Wie sein Bruder Hans kam Leopold nach Monowitz ins Lager Buna der IG Farben. Er sah Hans dort noch ein einziges Mal. Über das Schicksal seines Vaters gab Leopold später an, dass er ebenfalls nach Monowitz gekommen sei.

Leopold überlebte als einziger. Mehr als zwanzig seiner Familienangehörigen, darunter seine Eltern und Geschwister, wurden von den Nationalsozialisten ermordet. Ihre Todesdaten sind nicht bekannt, es ist aber davon auszugehen, dass seine Mutter, die fünfjährige Maria und die 14-jährige Eva unmittelbar nach ihrer Ankunft in Auschwitz am 6. März 1943 in den Gaskammern ermordet wurden.

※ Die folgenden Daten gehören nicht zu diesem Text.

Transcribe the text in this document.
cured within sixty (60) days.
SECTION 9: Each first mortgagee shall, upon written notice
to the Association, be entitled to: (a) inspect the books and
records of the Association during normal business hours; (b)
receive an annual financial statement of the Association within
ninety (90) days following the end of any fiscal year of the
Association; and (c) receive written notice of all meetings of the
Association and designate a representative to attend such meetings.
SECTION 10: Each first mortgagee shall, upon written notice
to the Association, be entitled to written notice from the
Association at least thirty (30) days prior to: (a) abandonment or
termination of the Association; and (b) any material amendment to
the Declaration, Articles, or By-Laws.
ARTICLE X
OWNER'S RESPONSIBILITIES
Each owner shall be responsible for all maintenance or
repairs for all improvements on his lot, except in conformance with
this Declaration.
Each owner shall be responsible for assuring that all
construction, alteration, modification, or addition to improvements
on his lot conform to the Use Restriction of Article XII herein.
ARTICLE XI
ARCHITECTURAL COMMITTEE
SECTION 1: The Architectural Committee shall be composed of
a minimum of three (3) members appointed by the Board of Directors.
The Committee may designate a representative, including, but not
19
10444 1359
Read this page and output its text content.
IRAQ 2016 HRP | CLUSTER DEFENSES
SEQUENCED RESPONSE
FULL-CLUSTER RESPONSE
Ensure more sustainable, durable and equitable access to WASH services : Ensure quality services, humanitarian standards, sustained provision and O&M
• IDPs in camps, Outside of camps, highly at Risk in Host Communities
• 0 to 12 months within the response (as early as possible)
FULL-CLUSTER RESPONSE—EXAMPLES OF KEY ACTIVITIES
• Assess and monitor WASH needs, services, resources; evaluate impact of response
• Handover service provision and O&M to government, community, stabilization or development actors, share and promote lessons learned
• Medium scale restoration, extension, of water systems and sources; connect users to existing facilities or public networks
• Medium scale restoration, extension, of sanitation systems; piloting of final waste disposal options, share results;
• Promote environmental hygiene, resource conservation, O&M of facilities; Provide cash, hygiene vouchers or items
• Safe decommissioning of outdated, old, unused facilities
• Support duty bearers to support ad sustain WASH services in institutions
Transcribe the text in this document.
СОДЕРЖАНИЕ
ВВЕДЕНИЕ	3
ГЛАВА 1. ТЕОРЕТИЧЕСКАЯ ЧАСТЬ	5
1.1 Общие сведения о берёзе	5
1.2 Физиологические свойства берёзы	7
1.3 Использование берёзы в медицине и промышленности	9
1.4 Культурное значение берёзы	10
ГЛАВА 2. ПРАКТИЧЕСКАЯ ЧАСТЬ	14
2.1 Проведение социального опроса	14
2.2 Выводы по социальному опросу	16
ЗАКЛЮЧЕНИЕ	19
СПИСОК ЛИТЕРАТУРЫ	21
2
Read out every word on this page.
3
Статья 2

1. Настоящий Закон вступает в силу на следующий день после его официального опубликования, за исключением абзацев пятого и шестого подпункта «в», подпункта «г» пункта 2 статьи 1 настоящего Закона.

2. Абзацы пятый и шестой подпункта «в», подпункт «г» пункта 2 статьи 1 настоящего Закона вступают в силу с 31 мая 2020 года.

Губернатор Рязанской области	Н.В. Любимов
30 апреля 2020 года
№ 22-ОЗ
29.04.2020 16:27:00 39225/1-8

In Monowitz wurde Leopold Guthmann von der SS zweimal zu jeweils 25 Stockschlägen verurteilt und so schwer verprügelt, dass er zusammenbrach. Durch die Schwerstarbeit in Kälte und Schnee ohne ausreichende Kleidung erkrankte er an einer Lungenentzündung. Im Mai 1943 wurde er gezwungen, einen Lastwagen voller toter Häftlinge zu besteigen. Für die 1995 erschienene Publikation „Juden in Lichtenberg“ schilderte er seine entsetzlichen Erlebnisse: „Zuerst wurden die Toten eingeladen, die Häftlingsnummer auf die Brust geschmiert, alle nackt. Auch mir zog man die Häftlingskleidung aus, und ich musste während des Transports auf den nackten Leichen sitzen, selbst nackt und bestimmt fürs Krematorium. Ich weiß nicht wie ich dort entwich und im Krankenbau von Auschwitz landete.“

Da er im Krankenbau miterlebte, dass die Schwächsten jeden Tag fortgebracht wurden, meldete er sich trotz hohen Fiebers zur Arbeit. Ungefähr Ende November 1943 kam er zum Arbeitseinsatz in die Kohlegruben von Jaworzno. Als die Rote Armee näher rückte, wurde er Anfang 1945 evakuiert. Den Todesmarsch von 4000 Häftlingen, die von der SS wochenlang durch das Grenzgebiet zwischen Polen, der Tschechoslowakei und dem Deutschen Reich getrieben wurden, überlebten nur einige wenige. Wer vor Hunger und Schwäche zusammenbrach, wurde von SS-Männern erschossen. Der Marsch endete im KZ Groß-Rosen, wo Leopold Guthmann in einen offenen Viehwaggon geladen wurde. In Weimar, so erinnerte er sich später, wurde der Zug von der US-Luftwaffe angegriffen, Waggons wurden getroffen, „Gleise stellten sich wie Laternenpfähle in die Luft“. Wer während des Angriffs zu fliehen versuchte, wurde in einem anschließenden Großeinsatz von Polizei, Feuerwehr und Wehrmachtssoldaten aufgespürt.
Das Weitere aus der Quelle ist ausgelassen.